Di enti inutili da eliminare per risparmiare soldi pubblici se ne parla da sempre, ma finora poco o niente è stato fatto realmente. Nella maggior parte dei casi si tratta di società controllate da Ministeri, Comuni, Regioni e Province che sono state aperte per portare attività economiche fuori dal controllo del Parlamento, di un Consiglio comunale, di un Consiglio regionale e anche dal rigore del patto di stabilità. Ma quanti sono gli enti inutili? È difficile dare una risposta precisa. Un recente studio della Uil ne ha individuati 540, il governo Monti a suo tempo ne aveva inseriti 500 nel primo decreto della spending review. Nel 2009, però, l’allora ministro Calderoli aveva parlato di 34 mila enti da sopprimere riuscendone a eliminarne solo 49 (uno dei migliori risultati di tutti i tempi).
Di che enti si sta parlando? Si tratta strutture che si occupano praticante di tutto. C’è, per esempio, l’Eipli, l’ente per l’irrigazione e la trasformazione fondiaria che opera tra Puglia, Lucania e Campania. Nel 1979 una legge dello Stato lo ha messo in liquidazione, ma decreto dopo decreto è stato prorogato. A Fogliano, in provincia di Latina la società per le Terme sta cercando di sviluppare da anni l’attività termale. Ci sono poi la Stazione sperimentale per i combustibili, trasformata in azienda speciale della Camera di Commercio di Milano, la Stazione sperimentale per la seta, la Stazione Sperimentale per le Industrie delle Essenze e dei derivati dagli Agrumi di Reggio Calabria. E l’elenco potrebbe continuare. Uno dei casi più famosi è quello dell’Ice – Agenzia per la promozione all’estero e l’internazionalizzazione delle imprese italiane. Nel 2011 Giulio Tremonti aveva deciso di sopprimerla a causa del bilancio sempre in passivo e della sovrapposizione di competenze tra i ministeri delle Attività produttive e degli Esteri. Ma il Governo Monti poi cambiò idea (si dice per le pressioni di Confindustria e della burocrazia) e decise di conservarlo.
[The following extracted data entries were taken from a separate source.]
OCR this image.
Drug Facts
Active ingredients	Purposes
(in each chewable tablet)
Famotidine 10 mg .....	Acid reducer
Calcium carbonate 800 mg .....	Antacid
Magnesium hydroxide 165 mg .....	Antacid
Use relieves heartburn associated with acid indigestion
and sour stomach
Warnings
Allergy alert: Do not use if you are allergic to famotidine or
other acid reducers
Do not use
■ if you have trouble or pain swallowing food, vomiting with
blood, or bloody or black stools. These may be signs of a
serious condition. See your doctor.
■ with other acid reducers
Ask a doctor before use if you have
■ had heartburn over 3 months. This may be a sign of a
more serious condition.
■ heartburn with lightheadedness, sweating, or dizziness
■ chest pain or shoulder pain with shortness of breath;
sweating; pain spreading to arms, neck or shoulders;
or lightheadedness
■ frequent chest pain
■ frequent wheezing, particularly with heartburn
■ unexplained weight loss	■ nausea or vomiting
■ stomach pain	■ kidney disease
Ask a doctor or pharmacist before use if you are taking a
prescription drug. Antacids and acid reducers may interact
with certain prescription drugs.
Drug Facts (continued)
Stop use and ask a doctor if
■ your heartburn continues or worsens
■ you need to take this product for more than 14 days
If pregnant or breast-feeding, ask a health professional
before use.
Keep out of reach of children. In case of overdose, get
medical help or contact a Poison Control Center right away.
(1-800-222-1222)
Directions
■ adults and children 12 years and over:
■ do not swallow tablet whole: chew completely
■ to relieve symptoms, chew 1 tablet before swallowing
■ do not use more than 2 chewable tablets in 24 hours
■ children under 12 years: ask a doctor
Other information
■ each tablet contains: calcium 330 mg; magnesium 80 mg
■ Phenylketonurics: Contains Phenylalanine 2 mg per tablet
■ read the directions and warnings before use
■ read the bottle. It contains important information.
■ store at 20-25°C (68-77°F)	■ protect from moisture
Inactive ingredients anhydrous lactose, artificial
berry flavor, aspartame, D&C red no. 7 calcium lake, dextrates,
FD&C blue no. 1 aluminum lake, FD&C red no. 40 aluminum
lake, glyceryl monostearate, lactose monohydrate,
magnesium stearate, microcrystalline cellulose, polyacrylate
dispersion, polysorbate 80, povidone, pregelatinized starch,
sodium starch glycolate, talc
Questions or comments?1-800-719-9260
Quanto costano? Secondo Upi (Unione delle province italiane) gli enti inutili graverebbero per circa 7 miliardi euro sui contribuenti, ma secondo altre analisi si arriverebbe a 10 miliardi, destinati soprattutto a pagare gli stipendi degli assunti e molto meno per erogare servizi. Teoricamente si tratterebbe di strutture facili da eliminare perché non erogano servizi di prima necessità. Ma in realtà si tratta di una operazione molto più complicata di quello che sembra. Gli Enti Locali, per esempio, spesso sostengono che la finalità delle diverse società controllate non è stata realizzare per il taglio dei trasferimenti del Governo. Ma se i fondi venissero ripristinati, anche lo scopo delle società potrebbe essere realizzato. La Corte dei Conti poi può controllare solo i bilanci degli Enti locali, ma non le diverse società che si trovino al fuori del perimetro contabile degli stessi Enti locali. E negli anni sono stati numerosi i ricorsi di Comuni, Province e Regioni davanti alla giustizia amministrativa contro i provvedimenti di liquidazione emanati dai diversi governativi.